In seiner Heimat würde er für das Bild getötet werden, sagt der Aktivist

Altarbild
Diözese Innsbruck

Ungewohnter Anblick für die Besucher der Innsbrucker Universitätskirche in der bald zu Ende gehenden Fastenzeit: Am Altartuch prangt das Foto eines halbnackten georgischen LGBTI-Aktivisten und Künstlers – der von der Aktion „überrascht und glücklich“ ist.
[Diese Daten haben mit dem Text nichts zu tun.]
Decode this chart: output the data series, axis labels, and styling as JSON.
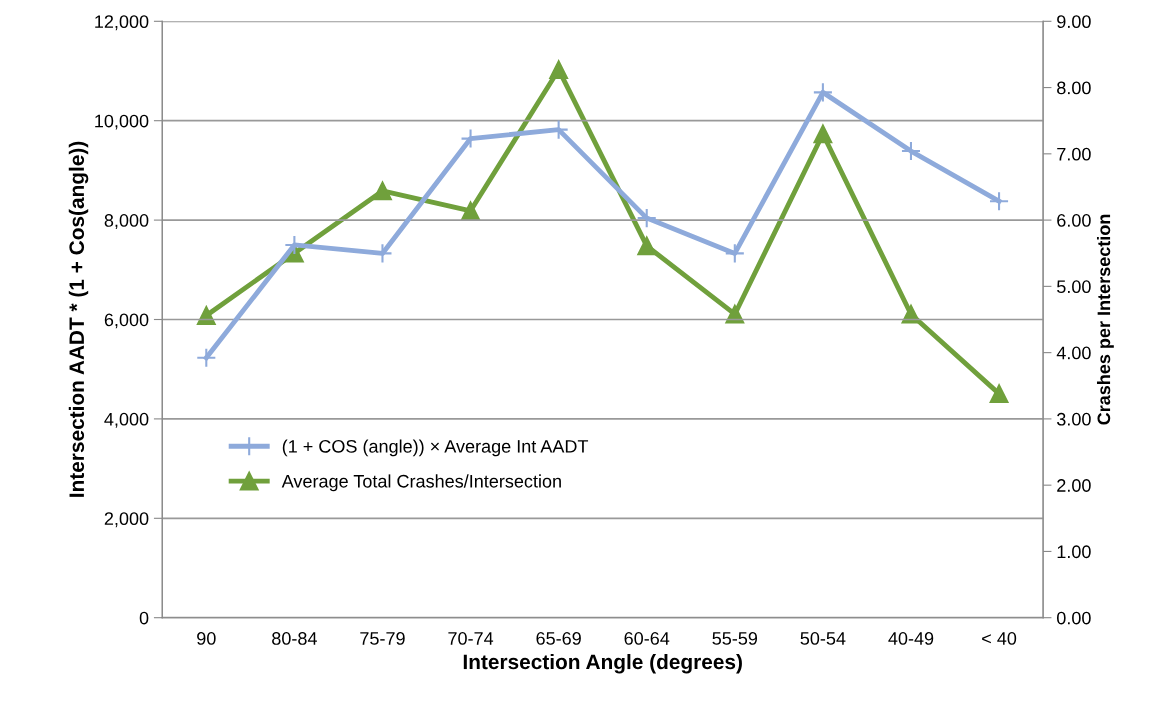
{
  "chart_data": {
    "type": "line",
    "xlabel": "Intersection Angle (degrees)",
    "ylabel": "Intersection AADT * (1 + Cos(angle))",
    "y2label": "Crashes per Intersection",
    "categories": [
      "90",
      "80-84",
      "75-79",
      "70-74",
      "65-69",
      "60-64",
      "55-59",
      "50-54",
      "40-49",
      "< 40"
    ],
    "series": [
      {
        "name": "(1 + COS (angle)) × Average Int AADT",
        "color": "#8eaadb",
        "marker": "cross",
        "values": [
          5230,
          7500,
          7330,
          9640,
          9820,
          8040,
          7330,
          10570,
          9390,
          8380
        ]
      },
      {
        "name": "Average Total Crashes/Intersection",
        "color": "#70a03c",
        "marker": "triangle",
        "axis": "y2",
        "values": [
          4.56,
          5.5,
          6.44,
          6.14,
          8.27,
          5.61,
          4.58,
          7.3,
          4.58,
          3.38
        ]
      }
    ],
    "ylim": [
      0,
      12000
    ],
    "yticks": [
      {
        "value": 0,
        "label": "0"
      },
      {
        "value": 2000,
        "label": "2,000"
      },
      {
        "value": 4000,
        "label": "4,000"
      },
      {
        "value": 6000,
        "label": "6,000"
      },
      {
        "value": 8000,
        "label": "8,000"
      },
      {
        "value": 10000,
        "label": "10,000"
      },
      {
        "value": 12000,
        "label": "12,000"
      }
    ],
    "y2lim": [
      0,
      9
    ],
    "y2ticks": [
      {
        "value": 0,
        "label": "0.00"
      },
      {
        "value": 1,
        "label": "1.00"
      },
      {
        "value": 2,
        "label": "2.00"
      },
      {
        "value": 3,
        "label": "3.00"
      },
      {
        "value": 4,
        "label": "4.00"
      },
      {
        "value": 5,
        "label": "5.00"
      },
      {
        "value": 6,
        "label": "6.00"
      },
      {
        "value": 7,
        "label": "7.00"
      },
      {
        "value": 8,
        "label": "8.00"
      },
      {
        "value": 9,
        "label": "9.00"
      }
    ],
    "grid": "y",
    "legend": "bottom left",
    "line_style": "solid"
  }
}
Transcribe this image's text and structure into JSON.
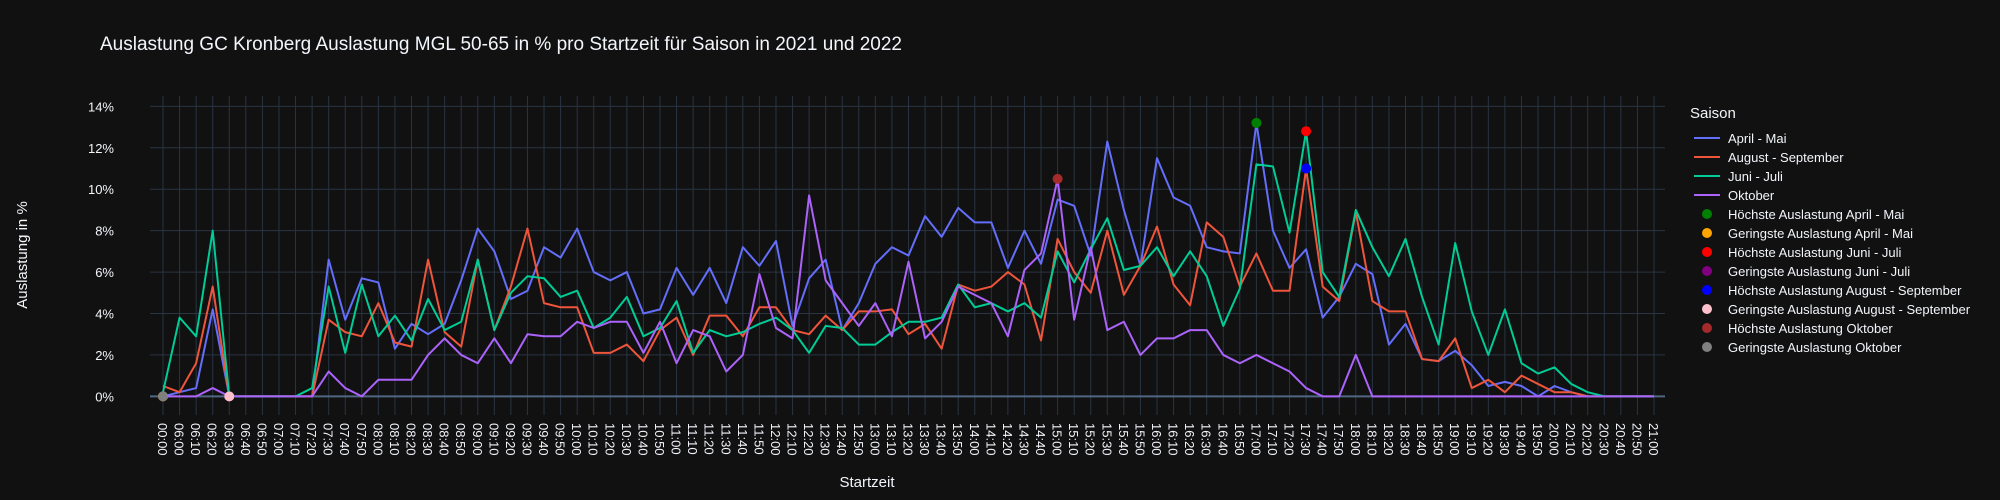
{
  "chart_data": {
    "type": "line",
    "title": "Auslastung GC Kronberg Auslastung MGL 50-65 in % pro Startzeit für Saison in 2021 und 2022",
    "x_label": "Startzeit",
    "y_label": "Auslastung in %",
    "legend_title": "Saison",
    "legend": "right",
    "grid": true,
    "categories": [
      "00:00",
      "06:00",
      "06:10",
      "06:20",
      "06:30",
      "06:40",
      "06:50",
      "07:00",
      "07:10",
      "07:20",
      "07:30",
      "07:40",
      "07:50",
      "08:00",
      "08:10",
      "08:20",
      "08:30",
      "08:40",
      "08:50",
      "09:00",
      "09:10",
      "09:20",
      "09:30",
      "09:40",
      "09:50",
      "10:00",
      "10:10",
      "10:20",
      "10:30",
      "10:40",
      "10:50",
      "11:00",
      "11:10",
      "11:20",
      "11:30",
      "11:40",
      "11:50",
      "12:00",
      "12:10",
      "12:20",
      "12:30",
      "12:40",
      "12:50",
      "13:00",
      "13:10",
      "13:20",
      "13:30",
      "13:40",
      "13:50",
      "14:00",
      "14:10",
      "14:20",
      "14:30",
      "14:40",
      "15:00",
      "15:10",
      "15:20",
      "15:30",
      "15:40",
      "15:50",
      "16:00",
      "16:10",
      "16:20",
      "16:30",
      "16:40",
      "16:50",
      "17:00",
      "17:10",
      "17:20",
      "17:30",
      "17:40",
      "17:50",
      "18:00",
      "18:10",
      "18:20",
      "18:30",
      "18:40",
      "18:50",
      "19:00",
      "19:10",
      "19:20",
      "19:30",
      "19:40",
      "19:50",
      "20:00",
      "20:10",
      "20:20",
      "20:30",
      "20:40",
      "20:50",
      "21:00"
    ],
    "ylim": [
      -0.9,
      14.5
    ],
    "yticks": [
      {
        "value": 0,
        "label": "0%"
      },
      {
        "value": 2,
        "label": "2%"
      },
      {
        "value": 4,
        "label": "4%"
      },
      {
        "value": 6,
        "label": "6%"
      },
      {
        "value": 8,
        "label": "8%"
      },
      {
        "value": 10,
        "label": "10%"
      },
      {
        "value": 12,
        "label": "12%"
      },
      {
        "value": 14,
        "label": "14%"
      }
    ],
    "series": [
      {
        "name": "April - Mai",
        "color": "#636efa",
        "mode": "lines",
        "values": [
          0,
          0.2,
          0.4,
          4.2,
          0,
          0,
          0,
          0,
          0,
          0,
          6.6,
          3.7,
          5.7,
          5.5,
          2.3,
          3.5,
          3.0,
          3.5,
          5.6,
          8.1,
          7.0,
          4.7,
          5.1,
          7.2,
          6.7,
          8.1,
          6.0,
          5.6,
          6.0,
          4.0,
          4.2,
          6.2,
          4.9,
          6.2,
          4.5,
          7.2,
          6.3,
          7.5,
          3.4,
          5.7,
          6.6,
          3.2,
          4.5,
          6.4,
          7.2,
          6.8,
          8.7,
          7.7,
          9.1,
          8.4,
          8.4,
          6.2,
          8.0,
          6.4,
          9.5,
          9.2,
          6.8,
          12.3,
          9.0,
          6.3,
          11.5,
          9.6,
          9.2,
          7.2,
          7.0,
          6.9,
          13.2,
          8.0,
          6.2,
          7.1,
          3.8,
          4.8,
          6.4,
          5.9,
          2.5,
          3.5,
          1.8,
          1.7,
          2.2,
          1.5,
          0.5,
          0.7,
          0.5,
          0,
          0.5,
          0.2,
          0,
          0,
          0,
          0,
          0
        ]
      },
      {
        "name": "August - September",
        "color": "#ef553b",
        "mode": "lines",
        "values": [
          0.5,
          0.2,
          1.6,
          5.3,
          0,
          0,
          0,
          0,
          0,
          0,
          3.7,
          3.1,
          2.9,
          4.5,
          2.6,
          2.4,
          6.6,
          3.1,
          2.4,
          6.6,
          3.2,
          5.3,
          8.1,
          4.5,
          4.3,
          4.3,
          2.1,
          2.1,
          2.5,
          1.7,
          3.2,
          3.8,
          2.0,
          3.9,
          3.9,
          2.9,
          4.3,
          4.3,
          3.2,
          3.0,
          3.9,
          3.2,
          4.1,
          4.1,
          4.2,
          3.0,
          3.5,
          2.3,
          5.4,
          5.1,
          5.3,
          6.0,
          5.4,
          2.7,
          7.6,
          6.0,
          5.0,
          8.0,
          4.9,
          6.3,
          8.2,
          5.4,
          4.4,
          8.4,
          7.7,
          5.3,
          6.9,
          5.1,
          5.1,
          11.0,
          5.3,
          4.6,
          8.9,
          4.6,
          4.1,
          4.1,
          1.8,
          1.7,
          2.8,
          0.4,
          0.8,
          0.2,
          1.0,
          0.6,
          0.2,
          0.2,
          0,
          0,
          0,
          0,
          0
        ]
      },
      {
        "name": "Juni - Juli",
        "color": "#00cc96",
        "mode": "lines",
        "values": [
          0.2,
          3.8,
          2.9,
          8.0,
          0,
          0,
          0,
          0,
          0,
          0.4,
          5.3,
          2.1,
          5.4,
          2.9,
          3.9,
          2.7,
          4.7,
          3.2,
          3.6,
          6.6,
          3.2,
          5.0,
          5.8,
          5.7,
          4.8,
          5.1,
          3.3,
          3.8,
          4.8,
          2.9,
          3.3,
          4.6,
          2.1,
          3.2,
          2.9,
          3.1,
          3.5,
          3.8,
          3.2,
          2.1,
          3.4,
          3.3,
          2.5,
          2.5,
          3.1,
          3.6,
          3.6,
          3.8,
          5.4,
          4.3,
          4.5,
          4.1,
          4.5,
          3.8,
          7.0,
          5.5,
          7.1,
          8.6,
          6.1,
          6.3,
          7.2,
          5.8,
          7.0,
          5.8,
          3.4,
          5.2,
          11.2,
          11.1,
          7.9,
          12.8,
          6.0,
          4.8,
          9.0,
          7.2,
          5.8,
          7.6,
          4.8,
          2.5,
          7.4,
          4.1,
          2.0,
          4.2,
          1.6,
          1.1,
          1.4,
          0.6,
          0.2,
          0,
          0,
          0,
          0
        ]
      },
      {
        "name": "Oktober",
        "color": "#ab63fa",
        "mode": "lines",
        "values": [
          0,
          0,
          0,
          0.4,
          0,
          0,
          0,
          0,
          0,
          0,
          1.2,
          0.4,
          0,
          0.8,
          0.8,
          0.8,
          2.0,
          2.8,
          2.0,
          1.6,
          2.8,
          1.6,
          3.0,
          2.9,
          2.9,
          3.6,
          3.3,
          3.6,
          3.6,
          2.1,
          3.6,
          1.6,
          3.2,
          2.9,
          1.2,
          2.0,
          5.9,
          3.3,
          2.8,
          9.7,
          5.6,
          4.5,
          3.4,
          4.5,
          2.9,
          6.5,
          2.8,
          3.6,
          5.3,
          4.9,
          4.5,
          2.9,
          6.1,
          6.9,
          10.5,
          3.7,
          7.2,
          3.2,
          3.6,
          2.0,
          2.8,
          2.8,
          3.2,
          3.2,
          2.0,
          1.6,
          2.0,
          1.6,
          1.2,
          0.4,
          0,
          0,
          2.0,
          0,
          0,
          0,
          0,
          0,
          0,
          0,
          0,
          0,
          0,
          0,
          0,
          0,
          0,
          0,
          0,
          0,
          0
        ]
      },
      {
        "name": "Höchste Auslastung April - Mai",
        "color": "#008000",
        "mode": "markers",
        "x": [
          "17:00"
        ],
        "values": [
          13.2
        ]
      },
      {
        "name": "Geringste Auslastung April - Mai",
        "color": "#ffa500",
        "mode": "markers",
        "x": [
          "00:00"
        ],
        "values": [
          0
        ]
      },
      {
        "name": "Höchste Auslastung Juni - Juli",
        "color": "#ff0000",
        "mode": "markers",
        "x": [
          "17:30"
        ],
        "values": [
          12.8
        ]
      },
      {
        "name": "Geringste Auslastung Juni - Juli",
        "color": "#800080",
        "mode": "markers",
        "x": [
          "06:30"
        ],
        "values": [
          0
        ]
      },
      {
        "name": "Höchste Auslastung August - September",
        "color": "#0000ff",
        "mode": "markers",
        "x": [
          "17:30"
        ],
        "values": [
          11.0
        ]
      },
      {
        "name": "Geringste Auslastung August - September",
        "color": "#ffc0cb",
        "mode": "markers",
        "x": [
          "06:30"
        ],
        "values": [
          0
        ]
      },
      {
        "name": "Höchste Auslastung Oktober",
        "color": "#a52a2a",
        "mode": "markers",
        "x": [
          "15:00"
        ],
        "values": [
          10.5
        ]
      },
      {
        "name": "Geringste Auslastung Oktober",
        "color": "#808080",
        "mode": "markers",
        "x": [
          "00:00"
        ],
        "values": [
          0
        ]
      }
    ]
  }
}
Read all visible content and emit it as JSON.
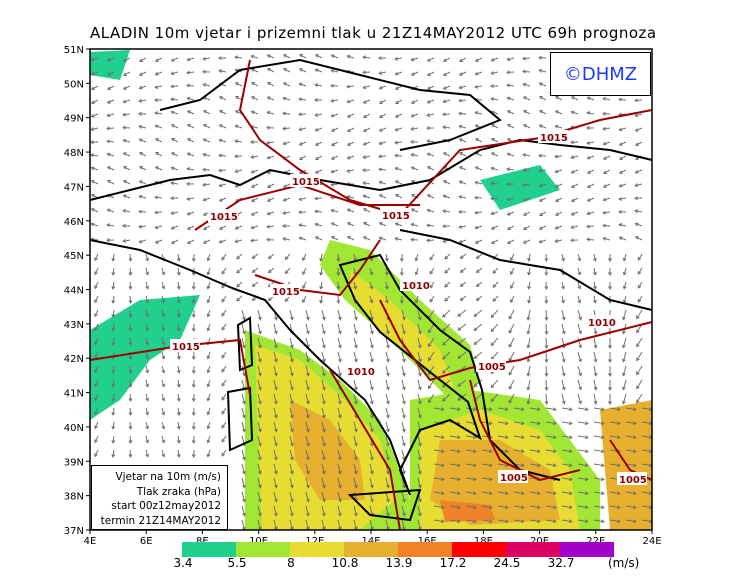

Das Foto stammt aus einer Serie, welche die verborgene queere Szene von Tiflis zeigt

Das Foto der österreichischen Fotografin Carmen Brucic zeigt David Apakidze. Der 23-Jährige mit georgischen und ukrainischen Wurzeln hat seine Augen geschlossen und liegt mit kurzen Haaren nacktem Oberkörper auf einer Decke. Die Haare hat er sich letzten Juli nach den gewalttätigen Übergriffen auf die geplante Pride-Parade in Tiflis abrasiert – aus Angst, auf der Straße als homosexuell erkannt und angefeindet zu werden. 

Das Bild mit dem Titel „tired?“ ist Teil der Serie „Private Stages“. Brucic hat mit dieser Serie die queere Szene und ihre versteckten sicheren Räume der georgischen Hauptstadt Tiflis eingefangen – wenige Tage, nachdem die erste Pride des Landes verboten wurde und der rechte Mob von der orthodoxen Kirche angefeuert Jagd auf Angehörige sexueller Minderheiten gemacht hatten.

Bischof Glettler unterstützt das ungewöhnliche Fastentuch

Dass dieses Foto nun der zentrale Anblick in einer Kirche ist, freut Apakidze. „In meiner Heimat Georgien sieht die Welt ganz anders aus: Wer hier solch ein Bild in einer Kirche aufhängen würde, würde getötet werden“, zitiert ihn Kathpress : „Georgien ist ein homophobes Land, doch es verändert sich“, erklärt er: „Russland versucht das aber zu verhindern.“

Unterstützung für die ungewöhnliche Wahl des Fastentuches gibt es vom Innsbrucker Bischof Hermann Glettler. Die Körperhaltung Apakidzes drücke gleichzeitig Erschöpfung und Widerstand aus, der Arm zeige gewissermaßen ein „V“ wie für „Victory“ – laut Glettler bildet diese Ambivalenz „ein ganz starkes Fasten- und Ostersymbol“.

Das Fastentuch verdeckt den Altar seit Aschermittwoch. Am Karsamstag wird es traditionellerweise wieder entfernt.